The cold chill in my soul was warmed by the kind warm sun in the Spring air as I walked outside. I had just watched Roger step into the afterlife. A friend from church had just arrived with lunch, reaffirming one last time for Roger that God was with him in all seen and unseen ways. In the wake of death, I think everything grows a little lighter and less stable. It felt as if that soft breeze might carry me away with all that I knew. Underneath that shaken certainty, however, and past the unstoppable force of mortality, was something more real than me or the cars zipping along the road beside the house. It was more real than the chirping birds, the swaying maples or the brightly shining sun. Past all this was the bedrock-solid reality of a personality of powerful love: aware of all that was going on, conducting it all, and reaching out in affectionate care. When everything else was exposed as fleeting and fickle, Jesus stood taller and more real. He was with us.

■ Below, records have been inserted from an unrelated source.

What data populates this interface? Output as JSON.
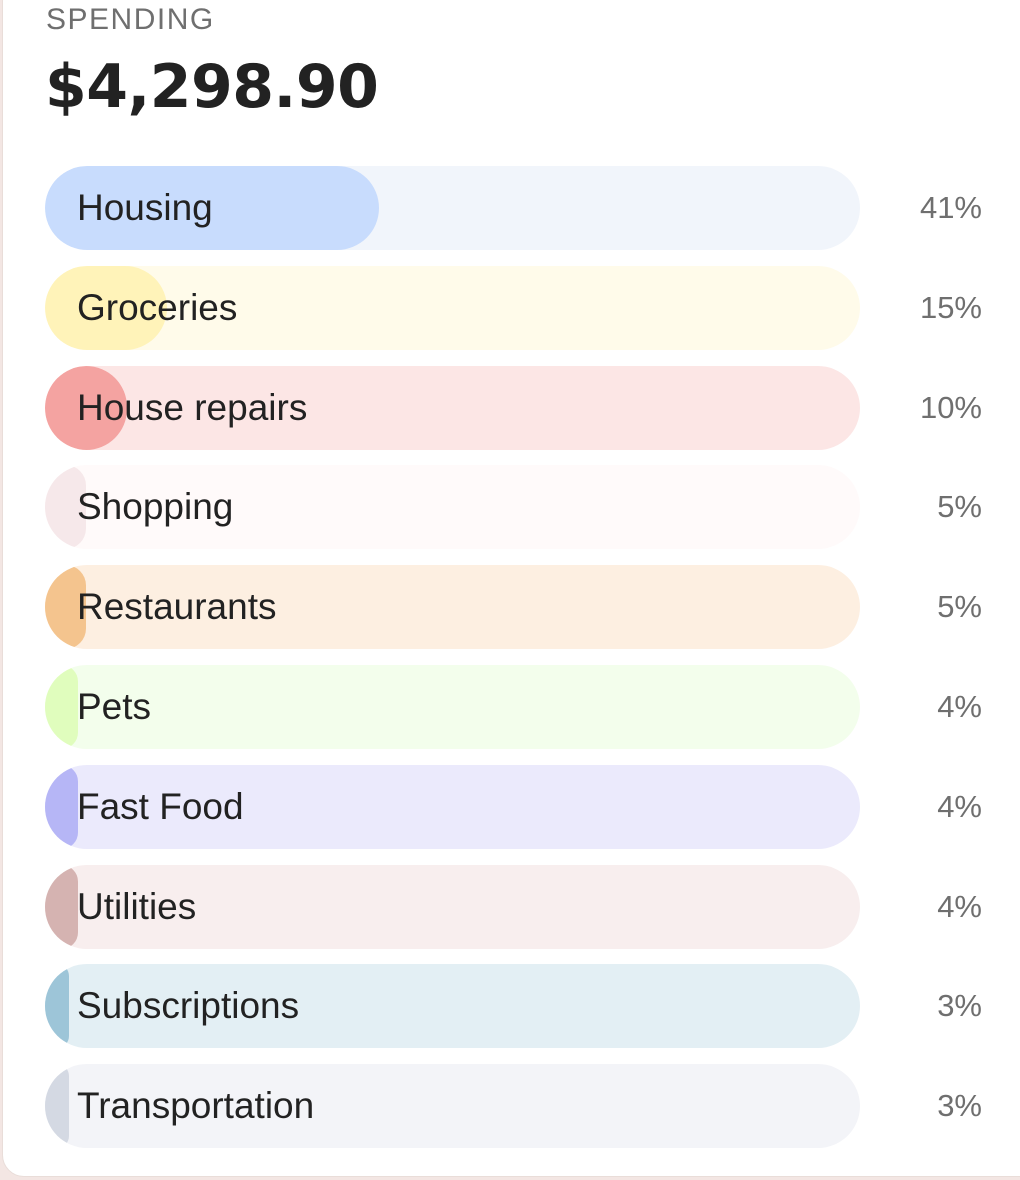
{
  "header": {
    "label": "SPENDING",
    "total": "$4,298.90"
  },
  "categories": [
    {
      "name": "Housing",
      "percent_label": "41%",
      "fill_fraction": 0.41,
      "fill_color": "#c8dcfd",
      "track_color": "#f1f5fb"
    },
    {
      "name": "Groceries",
      "percent_label": "15%",
      "fill_fraction": 0.15,
      "fill_color": "#fff3b9",
      "track_color": "#fffbea"
    },
    {
      "name": "House repairs",
      "percent_label": "10%",
      "fill_fraction": 0.1,
      "fill_color": "#f4a3a1",
      "track_color": "#fce6e5"
    },
    {
      "name": "Shopping",
      "percent_label": "5%",
      "fill_fraction": 0.05,
      "fill_color": "#f6e8ea",
      "track_color": "#fffafa"
    },
    {
      "name": "Restaurants",
      "percent_label": "5%",
      "fill_fraction": 0.05,
      "fill_color": "#f4c48e",
      "track_color": "#fdefe1"
    },
    {
      "name": "Pets",
      "percent_label": "4%",
      "fill_fraction": 0.04,
      "fill_color": "#e0fdbd",
      "track_color": "#f3feec"
    },
    {
      "name": "Fast Food",
      "percent_label": "4%",
      "fill_fraction": 0.04,
      "fill_color": "#b6b6f6",
      "track_color": "#ebeafc"
    },
    {
      "name": "Utilities",
      "percent_label": "4%",
      "fill_fraction": 0.04,
      "fill_color": "#d5b3b1",
      "track_color": "#f8eeee"
    },
    {
      "name": "Subscriptions",
      "percent_label": "3%",
      "fill_fraction": 0.03,
      "fill_color": "#9dc5d8",
      "track_color": "#e3eff4"
    },
    {
      "name": "Transportation",
      "percent_label": "3%",
      "fill_fraction": 0.03,
      "fill_color": "#d4d9e3",
      "track_color": "#f3f4f8"
    }
  ]
}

Roger was a draftsmen. He loved the calculations and sketch work for building new structures. Roger will not be remembered for the buildings he helped build, or for any great achievements. He will also not be remembered as a poor slug of a man who limped through the end of his life as another whitewashed victim of Alzheimer’s. Roger will be remembered by his family—his wife and daughters, his son-in-law and granddaughter, and his spiritual family in the church—as a man in whose life Jesus made all the difference. Roger’s life had been torn down and then rebuilt on the solid foundation of Jesus Christ. And although Alzheimer’s leveled all the terrible weight and fury of its malevolence on him, it could never separate Roger from the One who loved him.